Myanmar today is partly isolated internationally and continues to navigate internal instability. As it seeks diversified relationships, India is keen to ensure that its eastern neighbour does not drift entirely into another power’s strategic orbit.
In the Indo-Pacific discourse, Myanmar often appears as a difficult neighbour grappling with domestic upheaval. Strategically, however, it is a geopolitical swing space whose orientation can reshape regional connectivity, maritime access and the strategic balance across South and Southeast Asia.
Commerce, Critical Minerals, and Economical Strategy
Diplomacy and security may dominate headlines, but economics remains a key driver of engagement. President Hlaing’s participation in the Myanmar–India Business Forum and business engagements in Mumbai signal efforts to broaden the relationship beyond statecraft and border management.
The economic numbers, however, remain modest. Bilateral trade has hovered around USD 1.5 to 2 billion in recent years. For two strategically linked neighbours situated between South and Southeast Asia, that figure reflects untapped potential as much as underperformance.
Energy cooperation, infrastructure investment and critical minerals are also climbing up the agenda. As global competition over supply chains and resource security intensifies, Myanmar’s rare-earth deposits are drawing growing strategic interest.
Countries across the world are searching for ways to diversify supply chains away from excessive dependence on China. In that emerging reality, Myanmar’s resource profile acquires fresh relevance for India’s long-term industrial and technological ambitions.
The Multilateral Puzzle and India’s Eastern Paradox

States do not choose their geography. They merely negotiate with its consequences. The future of India–Myanmar relations will extend beyond bilateral diplomacy, demanding stronger institutional coordination and strategic cohesion.
BIMSTEC, which brings together seven countries representing roughly 1.7 billion people and a combined GDP exceeding USD 5 trillion, has gained renewed significance. For India, it offers a regional architecture where engagement with Myanmar can continue without becoming hostage to wider paralysis.
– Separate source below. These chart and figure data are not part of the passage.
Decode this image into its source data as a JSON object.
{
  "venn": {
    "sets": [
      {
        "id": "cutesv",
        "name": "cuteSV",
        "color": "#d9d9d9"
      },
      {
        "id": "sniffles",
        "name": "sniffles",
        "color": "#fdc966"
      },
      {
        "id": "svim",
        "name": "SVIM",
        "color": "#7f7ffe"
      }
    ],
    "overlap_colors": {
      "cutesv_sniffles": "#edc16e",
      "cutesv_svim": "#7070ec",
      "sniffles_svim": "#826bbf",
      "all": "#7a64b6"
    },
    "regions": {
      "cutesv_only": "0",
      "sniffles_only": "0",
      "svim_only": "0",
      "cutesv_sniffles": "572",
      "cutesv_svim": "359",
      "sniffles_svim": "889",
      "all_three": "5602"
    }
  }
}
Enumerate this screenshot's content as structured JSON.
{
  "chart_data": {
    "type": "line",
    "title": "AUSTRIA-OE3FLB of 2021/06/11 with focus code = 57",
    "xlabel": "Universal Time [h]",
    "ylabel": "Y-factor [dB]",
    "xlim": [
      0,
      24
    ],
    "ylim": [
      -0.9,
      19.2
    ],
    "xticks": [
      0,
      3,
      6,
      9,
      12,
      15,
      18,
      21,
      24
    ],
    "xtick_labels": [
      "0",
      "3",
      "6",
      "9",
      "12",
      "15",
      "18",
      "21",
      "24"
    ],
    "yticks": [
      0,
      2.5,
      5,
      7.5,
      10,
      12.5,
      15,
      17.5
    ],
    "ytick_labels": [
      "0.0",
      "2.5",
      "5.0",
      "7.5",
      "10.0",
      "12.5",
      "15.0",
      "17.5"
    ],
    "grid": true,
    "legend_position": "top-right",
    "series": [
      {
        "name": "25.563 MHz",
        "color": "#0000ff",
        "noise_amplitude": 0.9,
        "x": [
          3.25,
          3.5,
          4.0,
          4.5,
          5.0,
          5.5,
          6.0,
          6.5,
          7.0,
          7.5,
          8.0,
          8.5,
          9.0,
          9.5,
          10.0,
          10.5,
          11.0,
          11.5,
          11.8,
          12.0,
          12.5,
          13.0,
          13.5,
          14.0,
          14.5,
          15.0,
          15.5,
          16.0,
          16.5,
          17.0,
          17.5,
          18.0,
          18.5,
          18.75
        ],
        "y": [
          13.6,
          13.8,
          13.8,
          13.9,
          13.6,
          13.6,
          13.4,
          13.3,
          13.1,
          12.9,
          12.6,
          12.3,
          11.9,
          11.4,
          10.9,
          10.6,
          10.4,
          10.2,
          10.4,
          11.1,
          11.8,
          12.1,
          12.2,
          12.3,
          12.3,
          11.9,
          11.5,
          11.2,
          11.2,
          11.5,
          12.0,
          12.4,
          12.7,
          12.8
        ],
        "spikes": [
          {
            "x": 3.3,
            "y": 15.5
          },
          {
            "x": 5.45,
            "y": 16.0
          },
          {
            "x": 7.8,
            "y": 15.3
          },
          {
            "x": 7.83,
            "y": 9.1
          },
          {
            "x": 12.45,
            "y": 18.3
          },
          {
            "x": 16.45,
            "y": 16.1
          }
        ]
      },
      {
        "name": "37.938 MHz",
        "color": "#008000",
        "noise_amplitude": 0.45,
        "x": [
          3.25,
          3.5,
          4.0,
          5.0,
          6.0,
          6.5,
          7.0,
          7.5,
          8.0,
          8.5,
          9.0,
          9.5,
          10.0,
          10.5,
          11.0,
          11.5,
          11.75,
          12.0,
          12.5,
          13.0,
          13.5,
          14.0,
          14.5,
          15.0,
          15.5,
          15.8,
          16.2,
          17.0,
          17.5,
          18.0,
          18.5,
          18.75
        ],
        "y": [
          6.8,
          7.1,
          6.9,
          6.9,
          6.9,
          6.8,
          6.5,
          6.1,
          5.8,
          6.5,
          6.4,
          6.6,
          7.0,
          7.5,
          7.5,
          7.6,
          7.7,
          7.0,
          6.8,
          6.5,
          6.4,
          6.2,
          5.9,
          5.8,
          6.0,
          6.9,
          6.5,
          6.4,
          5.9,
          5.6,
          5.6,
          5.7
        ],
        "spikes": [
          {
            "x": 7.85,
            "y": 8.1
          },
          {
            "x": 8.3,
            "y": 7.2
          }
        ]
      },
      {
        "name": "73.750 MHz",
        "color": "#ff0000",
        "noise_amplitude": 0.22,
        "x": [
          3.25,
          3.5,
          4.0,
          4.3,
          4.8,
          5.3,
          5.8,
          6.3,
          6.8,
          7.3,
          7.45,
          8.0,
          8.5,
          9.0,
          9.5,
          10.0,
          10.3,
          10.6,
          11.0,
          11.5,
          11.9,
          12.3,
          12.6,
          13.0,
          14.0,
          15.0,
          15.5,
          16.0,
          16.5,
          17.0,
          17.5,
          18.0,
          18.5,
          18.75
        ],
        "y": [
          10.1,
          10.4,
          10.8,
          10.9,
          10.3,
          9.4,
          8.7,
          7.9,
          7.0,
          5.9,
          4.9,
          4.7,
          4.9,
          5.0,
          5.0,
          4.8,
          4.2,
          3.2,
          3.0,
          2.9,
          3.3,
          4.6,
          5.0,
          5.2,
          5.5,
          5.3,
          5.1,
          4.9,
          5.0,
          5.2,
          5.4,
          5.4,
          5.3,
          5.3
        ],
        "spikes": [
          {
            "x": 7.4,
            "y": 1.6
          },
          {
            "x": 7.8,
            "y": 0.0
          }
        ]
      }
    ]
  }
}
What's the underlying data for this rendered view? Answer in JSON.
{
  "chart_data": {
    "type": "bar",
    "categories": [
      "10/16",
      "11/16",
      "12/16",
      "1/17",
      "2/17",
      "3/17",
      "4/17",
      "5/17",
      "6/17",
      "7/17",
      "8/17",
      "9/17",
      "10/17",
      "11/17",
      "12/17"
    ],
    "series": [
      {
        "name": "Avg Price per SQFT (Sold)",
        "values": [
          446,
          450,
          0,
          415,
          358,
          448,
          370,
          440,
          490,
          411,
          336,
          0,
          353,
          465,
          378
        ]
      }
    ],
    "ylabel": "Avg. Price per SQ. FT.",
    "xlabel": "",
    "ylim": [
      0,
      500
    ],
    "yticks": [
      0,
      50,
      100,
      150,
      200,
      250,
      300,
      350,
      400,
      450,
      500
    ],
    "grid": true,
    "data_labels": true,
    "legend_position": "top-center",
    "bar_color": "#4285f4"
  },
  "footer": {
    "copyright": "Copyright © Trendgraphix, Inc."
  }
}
ASEAN’s own divisions over Myanmar’s political crisis have exposed the limitations of regional consensus, and such fragmentation has nudged India toward a more bilateral, security-centred approach.
A central challenge in India’s Myanmar policy remains clear. India seeks a stable, connected and cooperative Myanmar, yet must pursue that goal through engagement with a country facing deep internal instability. While New Delhi values democratic principles, strategic realities require continued engagement with Myanmar’s current leadership.
Myanmar remains too important to India’s strategic interests. From Northeast stability and connectivity corridors to the Bay of Bengal, the Indo-Pacific and the wider Act East vision, too much of India’s eastern strategy runs through its neighbour. That is what lends this visit a significance beyond routine diplomacy. The enduring lesson is simple: geography continues to shape engagement, even when politics strains trust and instability slows ambition.